ASP Sempre que são criados com respeito, levo-os em consideração, leio-os com atenção e tomo notas. Mas, se detecto um tom malicioso, rude ou depreciativo – e tenho um bom olho para ver isso acontecer –, paro de ler imediatamente. Aceito críticas, não lições ou ataques.
MC Você considera que é necessária estabilidade emocional para poder escrever? Ou você pode começar a trabalhar independentemente do seu humor?
ASP No meu caso, é importante escrever com uma certa paz e calma. No meio de turbilhões emocionais, faço anotações, mas não sento para escrever. Isso me condiciona demais e não para melhor. Preciso ter emoções digeridas para usá-las como combustível literário. Mas desenvolvo meu trabalho só quando estou em paz.
MC Quão importante é a perspectiva do narrador?
ASP Muito importante. É o que acaba movimentando a história e é o único companheiro do leitor. Não importa se diz a verdade ou mente, ele é o pilar sobre o qual tudo repousa. Não acredito que perspectiva e verdade estejam ligadas; na verdade, narrativas muito interessantes emergem de uma perspectiva enganosa.
MC O mal e a dor são fortes aliados na literatura? Que importância esses dois têm em sua literatura?

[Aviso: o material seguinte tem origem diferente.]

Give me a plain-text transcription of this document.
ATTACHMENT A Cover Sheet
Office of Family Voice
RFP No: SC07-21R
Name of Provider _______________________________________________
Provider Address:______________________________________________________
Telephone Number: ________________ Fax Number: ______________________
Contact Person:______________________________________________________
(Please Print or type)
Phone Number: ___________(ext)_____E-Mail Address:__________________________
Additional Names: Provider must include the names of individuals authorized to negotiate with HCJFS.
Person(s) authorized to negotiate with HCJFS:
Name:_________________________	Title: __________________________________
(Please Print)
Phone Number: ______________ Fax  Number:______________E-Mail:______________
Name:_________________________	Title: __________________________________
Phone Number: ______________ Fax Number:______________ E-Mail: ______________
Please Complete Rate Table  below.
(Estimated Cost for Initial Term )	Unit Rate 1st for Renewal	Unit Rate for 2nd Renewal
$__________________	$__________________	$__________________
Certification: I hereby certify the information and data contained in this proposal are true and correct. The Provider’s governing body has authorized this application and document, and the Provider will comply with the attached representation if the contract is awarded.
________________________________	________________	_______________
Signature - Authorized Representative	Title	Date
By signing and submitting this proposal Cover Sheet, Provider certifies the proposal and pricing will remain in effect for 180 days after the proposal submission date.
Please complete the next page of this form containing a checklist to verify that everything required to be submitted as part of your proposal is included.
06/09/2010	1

ASP Tanto o bem e o prazer, como qualquer emoção ou experiência humana. A literatura prospera com eles. Mas sim, estes dois em especial são muito eficazes na construção de narrativas sugestivas. Sou uma grande leitora de literatura gótica, como por exemplo o irlandês Sheridan Le Fanu e os ingleses Ann Radcliffe, Horace Walpole, que usam a dor e o mal quase de forma satírica ou caricatural. Mergulhar em personagens malignos me traz total liberdade e contar a dor com precisão e delicadeza é o caminho mais elevado para alcançar o poético.